A hacking group known as CryptoCore has pulled off cryptocurrency heists worth $70 million, but research indicates that it may be an estimated value of over $200 million since 2018. According to a new report by cybersecurity firm ClearSky, a hacking group called CryptoCore, aka Dangerous Password” or “Leery Turtle”, targets cryptocurrency exchanges by conducting spear-phishing campaigns against employees and executives.

Two-Year Data Breach at Florida Senior Care Provider

A cybersecurity breach at a Florida senior care provider went unnoticed for two years and impacted patient data. Cano Health discovered in April 2020 that some email accounts belonging to its employees had been compromised by threat actors. After investigating the incident, the healthcare company found that the accounts had been accessed multiple times in a prolonged security breach.

Exposed Frost & Sullivan databases for sale on hacking forum

U.S. business consulting firm Frost & Sullivan was breached after data from an unsecured backup folder exposed on the Internet was sold on a hacker forum. Frost & Sullivan is a business consulting firm that assists companies in growth strategy, market research, on corporate training.

WikiLeaks founder charged with conspiring with Anonymous and LulzSec hackers

The US Department of Justice has filed today a superseding indictment against WikiLeaks founder Julian Assange. Instead, the newly updated indictment clarifies the depth of Assange’s alleged crimes by broadening the original charges to include more serious accusations that the WikiLeaks founder conspired and tried to recruit Anonymous and LulzSec hacker to carry out hacking on his behalf.

Round Up of Major Malware and Ransomware Incidents

REvil ransomware gang scans healthcare victim’s network for PoS systems

Researchers from Symantec’s Threat Intelligence team reported that the REvil ransomware operators have been observed while scanning one of their victim’s network for Point of Sale (PoS) servers. Sodinokibi ransomware operators are very active in this period, a few days after the gang has leaked the files allegedly stolen from Elexon it has announced to launch an auction site to sell data of victims who have chosen to not pay the ransom.

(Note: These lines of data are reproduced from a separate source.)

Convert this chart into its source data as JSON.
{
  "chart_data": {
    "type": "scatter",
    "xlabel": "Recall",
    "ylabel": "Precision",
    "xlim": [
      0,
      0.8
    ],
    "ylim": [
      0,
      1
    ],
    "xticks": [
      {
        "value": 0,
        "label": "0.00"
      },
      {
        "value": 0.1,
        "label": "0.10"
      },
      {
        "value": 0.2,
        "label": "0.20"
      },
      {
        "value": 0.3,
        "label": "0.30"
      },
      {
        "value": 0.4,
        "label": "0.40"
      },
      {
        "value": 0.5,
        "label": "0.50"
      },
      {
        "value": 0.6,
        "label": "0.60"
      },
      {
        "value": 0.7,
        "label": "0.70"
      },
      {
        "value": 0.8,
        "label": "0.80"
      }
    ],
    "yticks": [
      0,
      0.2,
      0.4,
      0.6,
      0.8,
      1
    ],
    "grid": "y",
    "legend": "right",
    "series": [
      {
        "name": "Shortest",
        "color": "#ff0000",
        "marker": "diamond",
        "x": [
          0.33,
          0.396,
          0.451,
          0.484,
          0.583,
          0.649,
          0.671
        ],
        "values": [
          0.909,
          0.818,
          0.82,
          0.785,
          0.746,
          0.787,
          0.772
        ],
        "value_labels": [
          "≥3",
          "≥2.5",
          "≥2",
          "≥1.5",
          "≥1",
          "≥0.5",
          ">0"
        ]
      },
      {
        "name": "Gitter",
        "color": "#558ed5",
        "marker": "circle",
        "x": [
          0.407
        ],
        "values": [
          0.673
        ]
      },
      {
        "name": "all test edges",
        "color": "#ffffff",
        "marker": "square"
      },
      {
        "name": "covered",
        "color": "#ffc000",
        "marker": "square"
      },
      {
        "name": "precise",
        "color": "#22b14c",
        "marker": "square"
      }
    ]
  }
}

Round Up of Major Vulnerabilities and Patches

VMware Patches Several Vulnerabilities Allowing Code Execution on Hypervisor

The most serious of the vulnerabilities is CVE-2020-3962, a critical use-after-free bug related to the SVGA device. An attacker who has local access to a virtual machine (VM) with 3D graphics enabled can exploit the weakness for arbitrary code execution on the hypervisor from the VM.

Sony launches PlayStation bug bounty program with $50K+ rewards

Sony today announced the launch of a public PlayStation bug bounty program. According to the company’s new PlayStation bug bounty program (aka Vulnerability Disclosure Program) hosted on HackerOne, Sony wants the research community to report any issues found in the PlayStation 4 system, operating system, accessories, and the PlayStation Network.

Microsoft: Attackers increasingly exploit Exchange servers

Microsoft’s Defender ATP Research Team today issued guidance on how to defend against attacks targeting Exchange servers by blocking malicious activity identified with the help of behavior-based detection. The Microsoft researchers based their analysis on multiple campaigns of Exchange attacks investigated during early April which showed how the malicious actors deploying web shells on on-premises Exchange servers.